The crypto community split into two camps: Those praising the bug’s exposure as a net positive for security, and others decrying Cardano’s centralization risks (Hoskinson’s FBI call drew particular scrutiny). ethereum devs, predictably, meme’d about "Ethereum killers" needing life support. Meanwhile, ADA loyalists argued the swift resolution proved the chain’s maturity. TradingView charts did note a brief spike in ADA futures volatility, suggesting some traders capitalized on the chaos.

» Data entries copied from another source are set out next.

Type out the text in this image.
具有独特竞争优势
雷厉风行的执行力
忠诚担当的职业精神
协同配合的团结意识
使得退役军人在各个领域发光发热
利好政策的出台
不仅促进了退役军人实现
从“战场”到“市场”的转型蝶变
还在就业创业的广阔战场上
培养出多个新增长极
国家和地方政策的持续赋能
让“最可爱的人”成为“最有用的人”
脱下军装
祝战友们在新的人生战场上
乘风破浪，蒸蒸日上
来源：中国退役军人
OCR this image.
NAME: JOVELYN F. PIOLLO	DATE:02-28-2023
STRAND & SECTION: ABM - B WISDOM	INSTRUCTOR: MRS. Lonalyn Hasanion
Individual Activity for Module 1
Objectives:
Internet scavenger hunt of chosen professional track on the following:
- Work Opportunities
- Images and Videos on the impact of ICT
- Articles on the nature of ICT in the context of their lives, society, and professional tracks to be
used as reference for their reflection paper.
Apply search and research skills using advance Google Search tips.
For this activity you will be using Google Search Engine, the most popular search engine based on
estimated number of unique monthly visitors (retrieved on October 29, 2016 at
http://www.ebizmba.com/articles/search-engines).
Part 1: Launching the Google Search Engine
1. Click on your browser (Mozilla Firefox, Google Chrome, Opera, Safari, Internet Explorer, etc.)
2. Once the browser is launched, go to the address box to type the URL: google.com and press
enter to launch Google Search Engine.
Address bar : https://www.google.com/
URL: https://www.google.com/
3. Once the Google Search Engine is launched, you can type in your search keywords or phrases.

Key Takeaways for Investors

1.Even established blockchains harbor legacy risks. Always check audit histories.
2.ADA’s price resilience doesn’t negate the split’s severity.
3.Homer J’s misadventure highlights AI’s potential—and pitfalls—in crypto testing.

Data sources: CoinMarketCap, TradingView, Intersect Incident Report.

Q&A: Your Cardano Split Questions Answered

How long did the Cardano blockchain split last?

The partition was resolved within approximately 5 hours, according to Intersect’s incident timeline.

Could this happen to other blockchains?

Yes. Any chain with unpatched legacy code is vulnerable. Ethereum’s 2016 DAO fork remains a cautionary tale.

Did the split cause financial losses?

No confirmed losses, but orphaned transactions required reprocessing. Exchanges like BTCC paused ADA deposits briefly as a precaution.